Yiddish Program Celebrates Memories

Yiddish Program Celebrates Memories

 

YiddishClass 032416

Yiddish Language and Culture program at the Yiddish Book Center.

Ah, to bask in memories, to snuggle with roots:                                

What a week! I sat in class, listened to lectures, talked to my program mates, hoping the week would stretch indefinitely.

Cursive Yiddish is too different from printed for me to attempt dealing with it but I can read print now. Very slowly and stumbling over words that came from Hebrew – you try to untangle letter-strings with no vowels… After dreaming about it for fifty years, I am reading one of the Sholom Aleichem stories my father had read to me.

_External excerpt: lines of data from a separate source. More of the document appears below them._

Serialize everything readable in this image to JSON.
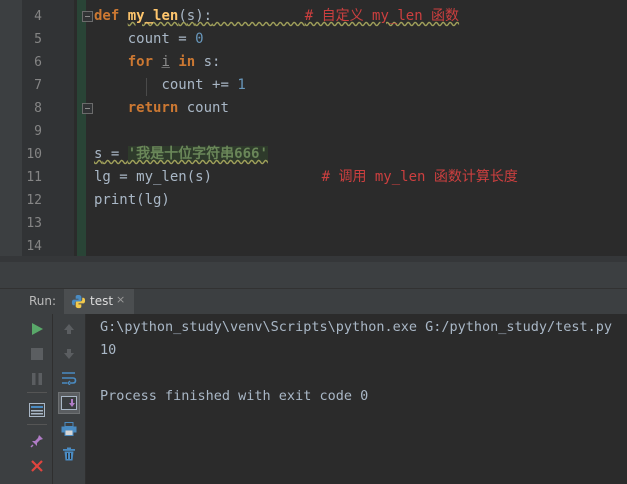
{
  "editor": {
    "lines": [
      {
        "n": "4"
      },
      {
        "n": "5"
      },
      {
        "n": "6"
      },
      {
        "n": "7"
      },
      {
        "n": "8"
      },
      {
        "n": "9"
      },
      {
        "n": "10"
      },
      {
        "n": "11"
      },
      {
        "n": "12"
      },
      {
        "n": "13"
      },
      {
        "n": "14"
      }
    ],
    "t": {
      "def": "def",
      "fname": "my_len",
      "p_open": "(",
      "param": "s",
      "p_close": "):",
      "cmt4": "# 自定义 my_len 函数",
      "count_var": "count",
      "eq0": " = ",
      "zero": "0",
      "for": "for",
      "i_var": "i",
      "in": "in",
      "s_colon": "s:",
      "count_var2": "count",
      "pluseq": " += ",
      "one": "1",
      "return": "return",
      "count_ret": "count",
      "s_assign": "s",
      "eq10": " = ",
      "str10": "'我是十位字符串666'",
      "lg_line": "lg = my_len(s)",
      "cmt11": "# 调用 my_len 函数计算长度",
      "print_line": "print(lg)"
    }
  },
  "run": {
    "label": "Run:",
    "tab": "test",
    "tab_close": "×"
  },
  "console": {
    "cmd": "G:\\python_study\\venv\\Scripts\\python.exe G:/python_study/test.py",
    "output": "10",
    "exit": "Process finished with exit code 0"
  },
  "icons": {
    "play": "play-icon",
    "stop": "stop-icon",
    "pause": "pause-icon",
    "up": "arrow-up-icon",
    "down": "arrow-down-icon",
    "wrap": "soft-wrap-icon",
    "scroll": "scroll-to-end-icon",
    "print": "print-icon",
    "trash": "trash-icon",
    "layout": "restore-layout-icon",
    "pin": "pin-icon",
    "close": "close-icon"
  }
}
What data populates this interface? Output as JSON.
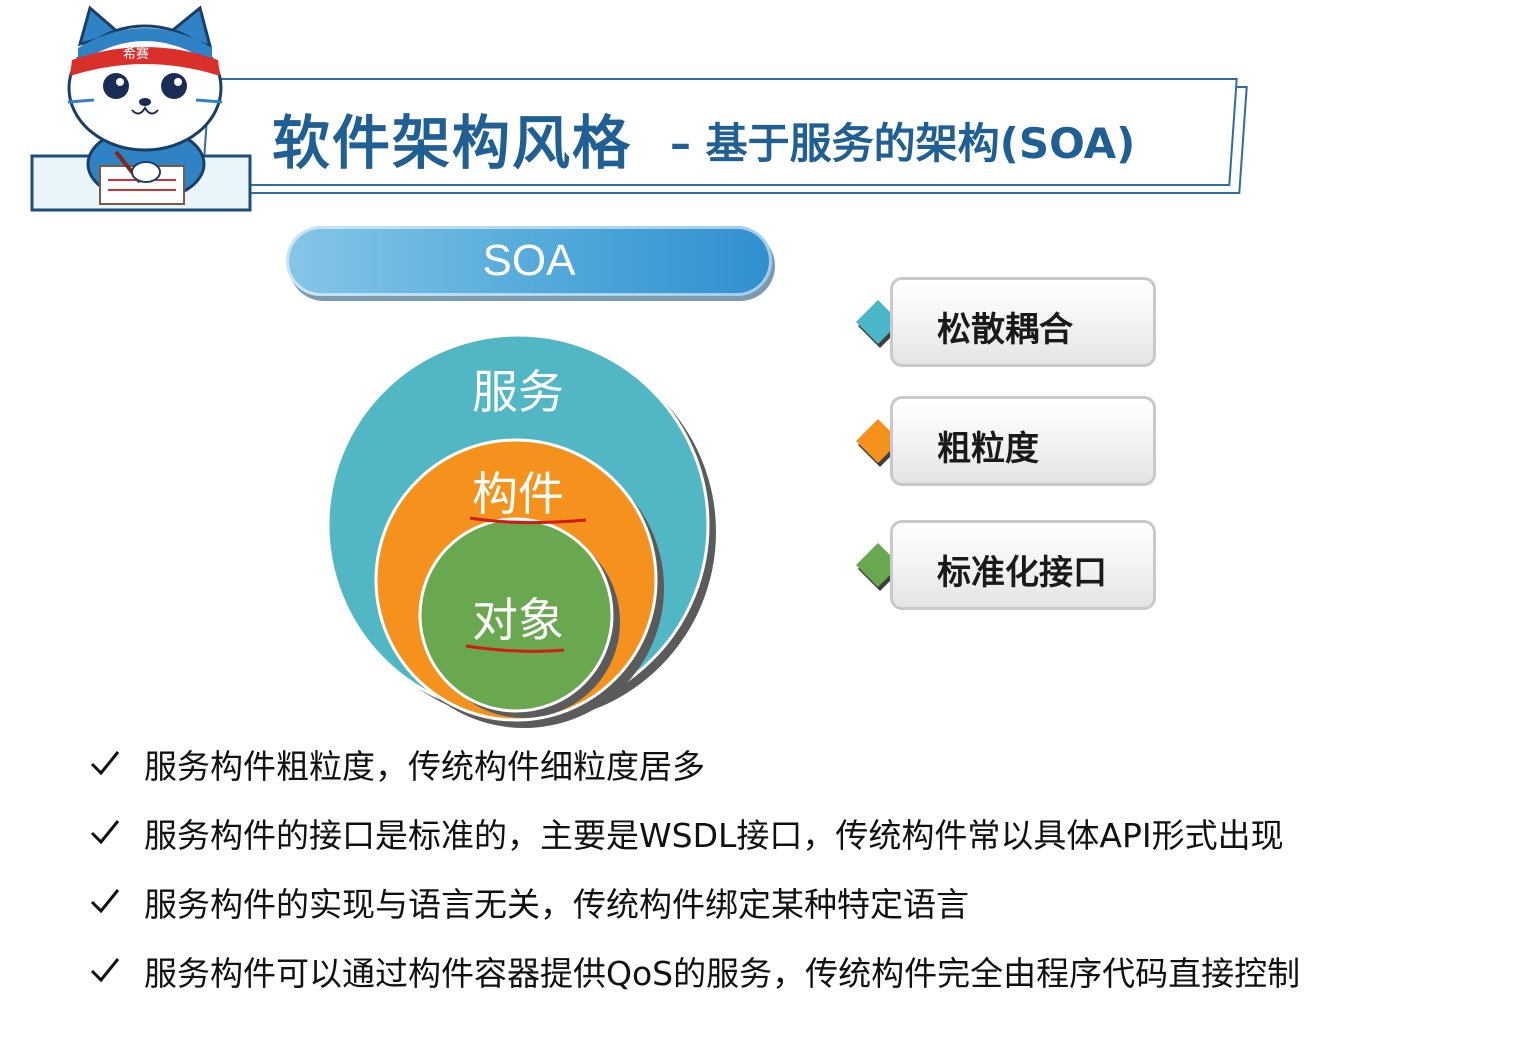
{
  "header": {
    "title": "软件架构风格",
    "subtitle": "– 基于服务的架构(SOA)",
    "mascot_badge": "希赛"
  },
  "soa_label": "SOA",
  "circles": {
    "outer": "服务",
    "middle": "构件",
    "inner": "对象",
    "colors": {
      "outer": "#52b7c5",
      "middle": "#f5921e",
      "inner": "#6aa84f"
    }
  },
  "features": [
    {
      "label": "松散耦合",
      "color": "#4bb6c8"
    },
    {
      "label": "粗粒度",
      "color": "#f5921e"
    },
    {
      "label": "标准化接口",
      "color": "#6aa84f"
    }
  ],
  "bullets": [
    "服务构件粗粒度，传统构件细粒度居多",
    "服务构件的接口是标准的，主要是WSDL接口，传统构件常以具体API形式出现",
    "服务构件的实现与语言无关，传统构件绑定某种特定语言",
    "服务构件可以通过构件容器提供QoS的服务，传统构件完全由程序代码直接控制"
  ]
}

The Yiddish words, songs, poetry, family stories transported me into my childhood and youth – my bábushka’s (grandmother’s) mayses (stories); my father’s relief at switching to Yiddish after work; the riches of sayings and jokes whose wisdom and warmth and geschmack (taste) no language could match.

For all of us, regardless of class level, Yiddish began as a secret code that adults used when they didn’t want us to know what they were saying. Needless to say, we deciphered it, some more some less. But had it been merely a language it would not have brought us here decades later. Only a mamaloshen (mother tongue), history, tradition, family could do that.

Yiddish Program at Yiddish Book Center, March 2016. Advanced beginner's class. In front: Instructor Nikolai (Kolya) Borodulin.

Our instructor, Kolya Borodulin, opened up a whole Yiddish world for us waiting to be explored: classes, songs, activities, dictionaries, newspapers. Many resources are available online. I have links if you are interested.

Thank you, Yiddish Book Center (www.yiddishbookcenter.org).